Attempts to discredit Clarke are in full swing. But with a catch: Clarke's former boss, Condoleezza Rice, has been attempting to discredit his testimony while refusing to publicly testify herself. Rice's attempts to point to inconsistencies in Clarke's testimony has only called attention to her statements which conflict with those of her Bush Administration peers. (washingtonpost.com)
At the same time, some of Rice's rebuttals of Clarke's broadside against Bush, which she delivered in a flurry of media interviews and statements rather than in testimony, contradicted other administration officials and her own previous statements.

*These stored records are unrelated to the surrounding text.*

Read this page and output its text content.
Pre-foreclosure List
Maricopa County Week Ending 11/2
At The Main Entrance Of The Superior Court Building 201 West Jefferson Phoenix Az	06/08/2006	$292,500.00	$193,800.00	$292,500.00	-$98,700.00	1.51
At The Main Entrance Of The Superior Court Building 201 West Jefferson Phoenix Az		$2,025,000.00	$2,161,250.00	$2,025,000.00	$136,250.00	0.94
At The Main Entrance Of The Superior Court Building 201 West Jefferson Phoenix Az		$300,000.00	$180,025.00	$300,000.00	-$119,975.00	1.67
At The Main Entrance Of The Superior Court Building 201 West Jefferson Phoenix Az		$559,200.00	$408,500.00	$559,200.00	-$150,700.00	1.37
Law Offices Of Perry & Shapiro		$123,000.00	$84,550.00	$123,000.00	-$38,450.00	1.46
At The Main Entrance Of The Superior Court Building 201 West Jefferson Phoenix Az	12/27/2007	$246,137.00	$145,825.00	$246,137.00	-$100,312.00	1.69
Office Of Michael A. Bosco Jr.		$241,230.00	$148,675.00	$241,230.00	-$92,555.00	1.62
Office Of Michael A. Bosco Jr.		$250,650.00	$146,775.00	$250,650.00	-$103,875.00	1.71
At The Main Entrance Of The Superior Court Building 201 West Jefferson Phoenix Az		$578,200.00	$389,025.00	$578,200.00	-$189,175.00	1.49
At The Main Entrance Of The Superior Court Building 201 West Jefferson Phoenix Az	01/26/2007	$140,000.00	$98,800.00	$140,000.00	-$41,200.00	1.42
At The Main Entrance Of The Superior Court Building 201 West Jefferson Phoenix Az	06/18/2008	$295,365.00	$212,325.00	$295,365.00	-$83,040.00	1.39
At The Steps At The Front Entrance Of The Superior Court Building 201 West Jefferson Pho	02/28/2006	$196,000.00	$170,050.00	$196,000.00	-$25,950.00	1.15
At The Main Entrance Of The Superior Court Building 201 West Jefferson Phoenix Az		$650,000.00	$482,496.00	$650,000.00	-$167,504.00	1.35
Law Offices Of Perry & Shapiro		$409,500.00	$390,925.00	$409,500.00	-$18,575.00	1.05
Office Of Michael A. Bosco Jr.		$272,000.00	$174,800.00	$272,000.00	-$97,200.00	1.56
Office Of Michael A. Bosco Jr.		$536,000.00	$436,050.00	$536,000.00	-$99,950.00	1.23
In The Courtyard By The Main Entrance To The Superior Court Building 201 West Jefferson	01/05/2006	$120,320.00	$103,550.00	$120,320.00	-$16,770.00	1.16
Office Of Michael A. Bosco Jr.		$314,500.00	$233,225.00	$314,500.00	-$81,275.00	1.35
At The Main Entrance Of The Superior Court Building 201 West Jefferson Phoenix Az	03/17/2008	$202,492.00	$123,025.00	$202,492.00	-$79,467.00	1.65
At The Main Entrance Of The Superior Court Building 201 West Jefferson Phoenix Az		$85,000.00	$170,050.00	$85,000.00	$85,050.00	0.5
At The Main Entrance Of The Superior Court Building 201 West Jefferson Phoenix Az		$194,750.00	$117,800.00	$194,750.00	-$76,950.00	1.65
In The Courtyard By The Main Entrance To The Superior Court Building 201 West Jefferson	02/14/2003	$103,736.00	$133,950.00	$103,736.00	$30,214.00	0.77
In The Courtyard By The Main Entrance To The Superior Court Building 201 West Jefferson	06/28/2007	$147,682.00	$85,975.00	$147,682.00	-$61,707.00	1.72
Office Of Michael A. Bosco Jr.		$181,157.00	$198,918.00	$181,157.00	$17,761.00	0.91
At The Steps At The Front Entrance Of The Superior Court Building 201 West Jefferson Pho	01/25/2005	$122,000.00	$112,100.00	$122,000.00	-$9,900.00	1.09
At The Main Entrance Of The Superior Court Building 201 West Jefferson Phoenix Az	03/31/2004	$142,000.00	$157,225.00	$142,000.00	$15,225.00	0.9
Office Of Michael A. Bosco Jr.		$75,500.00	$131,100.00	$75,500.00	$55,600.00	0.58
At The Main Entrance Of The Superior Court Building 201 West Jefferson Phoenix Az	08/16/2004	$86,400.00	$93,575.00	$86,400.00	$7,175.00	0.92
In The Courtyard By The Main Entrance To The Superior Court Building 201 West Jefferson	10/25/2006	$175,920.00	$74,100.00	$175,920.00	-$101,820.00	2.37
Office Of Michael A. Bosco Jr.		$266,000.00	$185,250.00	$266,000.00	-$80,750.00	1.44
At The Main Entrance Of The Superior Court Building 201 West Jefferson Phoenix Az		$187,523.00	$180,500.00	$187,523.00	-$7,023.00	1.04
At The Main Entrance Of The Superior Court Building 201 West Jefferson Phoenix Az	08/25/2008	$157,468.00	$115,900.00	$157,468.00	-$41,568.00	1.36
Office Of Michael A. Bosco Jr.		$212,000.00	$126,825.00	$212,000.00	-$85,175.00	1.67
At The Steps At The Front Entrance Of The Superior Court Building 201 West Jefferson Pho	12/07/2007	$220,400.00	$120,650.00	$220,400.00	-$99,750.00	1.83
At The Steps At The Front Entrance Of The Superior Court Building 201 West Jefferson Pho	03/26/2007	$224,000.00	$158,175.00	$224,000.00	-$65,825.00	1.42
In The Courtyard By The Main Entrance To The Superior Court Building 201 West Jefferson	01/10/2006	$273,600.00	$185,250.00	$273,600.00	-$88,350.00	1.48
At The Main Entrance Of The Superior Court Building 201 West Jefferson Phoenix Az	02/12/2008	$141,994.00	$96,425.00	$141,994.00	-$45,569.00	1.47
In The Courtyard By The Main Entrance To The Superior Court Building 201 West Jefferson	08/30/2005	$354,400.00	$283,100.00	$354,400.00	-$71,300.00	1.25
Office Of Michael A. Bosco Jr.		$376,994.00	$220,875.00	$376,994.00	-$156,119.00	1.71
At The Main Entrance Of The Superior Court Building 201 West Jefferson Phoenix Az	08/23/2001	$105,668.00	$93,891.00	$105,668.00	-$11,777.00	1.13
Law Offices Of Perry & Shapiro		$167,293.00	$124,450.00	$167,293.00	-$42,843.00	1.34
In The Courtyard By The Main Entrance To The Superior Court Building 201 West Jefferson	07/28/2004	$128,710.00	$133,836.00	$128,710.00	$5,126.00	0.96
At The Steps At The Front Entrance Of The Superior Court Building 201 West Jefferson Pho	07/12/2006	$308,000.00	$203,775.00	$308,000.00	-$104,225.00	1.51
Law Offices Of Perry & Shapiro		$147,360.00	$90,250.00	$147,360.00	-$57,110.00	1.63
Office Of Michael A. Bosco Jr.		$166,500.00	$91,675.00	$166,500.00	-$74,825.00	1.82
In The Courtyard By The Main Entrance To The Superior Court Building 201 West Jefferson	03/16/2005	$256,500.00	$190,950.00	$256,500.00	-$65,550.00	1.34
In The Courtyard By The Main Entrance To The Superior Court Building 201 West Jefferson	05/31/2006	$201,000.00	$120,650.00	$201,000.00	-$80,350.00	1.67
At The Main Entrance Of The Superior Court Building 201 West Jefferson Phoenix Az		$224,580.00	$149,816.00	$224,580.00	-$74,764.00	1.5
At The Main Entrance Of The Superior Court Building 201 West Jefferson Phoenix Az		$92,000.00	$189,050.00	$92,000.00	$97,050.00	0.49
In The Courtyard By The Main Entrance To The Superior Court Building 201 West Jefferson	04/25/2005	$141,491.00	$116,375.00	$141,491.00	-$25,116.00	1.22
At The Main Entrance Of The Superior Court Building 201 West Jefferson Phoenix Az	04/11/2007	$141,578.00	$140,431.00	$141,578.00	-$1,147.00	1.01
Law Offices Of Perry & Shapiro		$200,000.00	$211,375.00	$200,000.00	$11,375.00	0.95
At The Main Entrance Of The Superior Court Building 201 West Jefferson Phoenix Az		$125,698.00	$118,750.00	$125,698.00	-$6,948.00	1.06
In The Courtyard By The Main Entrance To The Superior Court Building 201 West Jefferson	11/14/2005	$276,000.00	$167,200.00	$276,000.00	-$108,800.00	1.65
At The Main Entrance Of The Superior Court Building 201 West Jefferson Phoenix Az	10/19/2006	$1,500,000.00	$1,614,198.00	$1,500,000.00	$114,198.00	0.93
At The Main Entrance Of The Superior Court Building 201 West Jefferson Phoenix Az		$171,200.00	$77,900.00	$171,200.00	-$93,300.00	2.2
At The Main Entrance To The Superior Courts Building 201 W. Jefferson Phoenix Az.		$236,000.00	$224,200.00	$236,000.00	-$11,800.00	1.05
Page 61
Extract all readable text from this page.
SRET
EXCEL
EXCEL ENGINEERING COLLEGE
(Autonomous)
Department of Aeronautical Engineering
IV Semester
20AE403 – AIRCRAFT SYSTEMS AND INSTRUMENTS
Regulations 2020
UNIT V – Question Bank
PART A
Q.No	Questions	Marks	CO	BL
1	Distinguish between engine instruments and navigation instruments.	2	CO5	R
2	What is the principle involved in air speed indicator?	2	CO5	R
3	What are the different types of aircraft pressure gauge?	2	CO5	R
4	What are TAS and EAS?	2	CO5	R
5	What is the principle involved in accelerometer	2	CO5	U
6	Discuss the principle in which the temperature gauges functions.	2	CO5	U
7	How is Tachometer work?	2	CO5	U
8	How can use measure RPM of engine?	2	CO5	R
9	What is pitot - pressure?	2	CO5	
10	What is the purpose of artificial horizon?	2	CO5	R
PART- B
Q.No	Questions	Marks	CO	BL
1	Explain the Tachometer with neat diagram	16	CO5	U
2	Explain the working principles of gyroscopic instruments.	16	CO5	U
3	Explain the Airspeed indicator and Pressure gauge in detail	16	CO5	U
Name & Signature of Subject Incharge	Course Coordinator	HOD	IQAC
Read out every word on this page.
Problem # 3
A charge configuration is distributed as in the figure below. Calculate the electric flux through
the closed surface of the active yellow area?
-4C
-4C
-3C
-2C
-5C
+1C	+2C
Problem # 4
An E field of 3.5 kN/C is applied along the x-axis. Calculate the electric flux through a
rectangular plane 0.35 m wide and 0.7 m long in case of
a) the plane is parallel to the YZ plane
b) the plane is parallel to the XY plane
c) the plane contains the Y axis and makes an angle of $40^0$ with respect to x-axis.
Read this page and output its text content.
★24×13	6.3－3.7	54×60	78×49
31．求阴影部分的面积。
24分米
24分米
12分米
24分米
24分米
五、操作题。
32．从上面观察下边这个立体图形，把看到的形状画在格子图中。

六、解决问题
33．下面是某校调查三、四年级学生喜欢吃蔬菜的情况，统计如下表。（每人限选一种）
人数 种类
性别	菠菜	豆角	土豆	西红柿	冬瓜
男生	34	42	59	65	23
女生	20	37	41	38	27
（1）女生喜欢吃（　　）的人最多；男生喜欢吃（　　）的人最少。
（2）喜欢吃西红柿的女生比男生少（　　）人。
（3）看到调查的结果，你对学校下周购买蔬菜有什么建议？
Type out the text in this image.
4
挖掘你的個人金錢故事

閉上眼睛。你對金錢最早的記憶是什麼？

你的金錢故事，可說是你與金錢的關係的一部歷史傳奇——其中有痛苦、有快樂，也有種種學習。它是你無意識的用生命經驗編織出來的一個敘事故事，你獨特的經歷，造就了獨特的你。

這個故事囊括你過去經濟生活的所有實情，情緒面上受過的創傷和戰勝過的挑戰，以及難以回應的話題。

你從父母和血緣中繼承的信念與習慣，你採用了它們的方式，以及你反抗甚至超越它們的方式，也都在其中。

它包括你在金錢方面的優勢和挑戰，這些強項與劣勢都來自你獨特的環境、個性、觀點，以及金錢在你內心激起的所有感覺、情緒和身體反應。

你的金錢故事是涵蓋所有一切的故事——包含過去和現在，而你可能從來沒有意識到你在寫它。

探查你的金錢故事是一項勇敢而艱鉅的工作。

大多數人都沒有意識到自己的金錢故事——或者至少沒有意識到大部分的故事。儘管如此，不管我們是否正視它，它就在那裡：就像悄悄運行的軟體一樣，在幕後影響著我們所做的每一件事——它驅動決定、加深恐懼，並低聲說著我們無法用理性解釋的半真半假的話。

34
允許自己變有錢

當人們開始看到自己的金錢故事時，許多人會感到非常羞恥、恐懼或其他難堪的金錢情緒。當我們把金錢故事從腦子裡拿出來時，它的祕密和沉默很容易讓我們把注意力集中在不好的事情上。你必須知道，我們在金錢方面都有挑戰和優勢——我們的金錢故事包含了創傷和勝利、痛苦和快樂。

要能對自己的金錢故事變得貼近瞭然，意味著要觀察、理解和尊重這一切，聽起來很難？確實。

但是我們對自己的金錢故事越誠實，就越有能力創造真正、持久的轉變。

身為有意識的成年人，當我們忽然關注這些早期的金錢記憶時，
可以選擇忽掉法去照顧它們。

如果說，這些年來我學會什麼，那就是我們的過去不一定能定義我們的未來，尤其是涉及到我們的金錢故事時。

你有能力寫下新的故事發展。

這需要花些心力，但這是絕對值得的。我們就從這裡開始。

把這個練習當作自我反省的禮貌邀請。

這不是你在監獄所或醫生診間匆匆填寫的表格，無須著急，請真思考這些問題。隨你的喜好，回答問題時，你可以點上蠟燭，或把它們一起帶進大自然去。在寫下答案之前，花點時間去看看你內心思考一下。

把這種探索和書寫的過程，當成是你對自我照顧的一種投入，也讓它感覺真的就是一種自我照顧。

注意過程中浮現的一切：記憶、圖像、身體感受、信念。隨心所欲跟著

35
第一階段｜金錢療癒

Deputy Secretary of State Richard L. Armitage contradicted Rice's claim that the White House had a strategy before 9/11 for military operations against al Qaeda and the Taliban; the CIA contradicted Rice's earlier assertion that Bush had requested a CIA briefing in the summer of 2001 because of elevated terrorist threats; and Rice's assertion this week that Bush told her on Sept. 16, 2001, that "Iraq is to the side" appeared to be contradicted by an order signed by Bush on Sept. 17 directing the Pentagon to begin planning military options for an invasion of Iraq.

Rice, in turn, has contradicted Vice President Cheney's assertion that Clarke was "out of the loop" and his intimation that Clarke had been demoted. Rice has also given various conflicting accounts. She criticized Clarke for being the architect of failed Clinton administration policies, but also said she retained Clarke so the Bush administration could continue to pursue Clinton's terrorism policies.
Rice's appearances on a variety of major media outlets while refusing to provide sworn testimony have attracted more and more attention to these problems. Some of Rice's private comments to the commission may wind up being released as a compromise to ward off even more bad press. (also washingtonpost.com, which has been FABULOUS as a source on this story.)

Perhaps that is why Condi looks SO VERY ANGRY in this photo. (Time magazine cover illustrating this BBC article)...

*

The problem that has become apparent to me is that nothing substantive that our government does has changed for the better in the wake of the WTC attacks. THAT is really the main point of concern for those of us listening to these hearings, and the point of the commission. The Bush Administration may want mileage out of posturing as a protector of the nation, but we do NOT need posturing: we need a real plan, and people who are willing to put safety and security above their own geopolitical agendas. If that isn't happening, we need new leadership to MAKE it happen.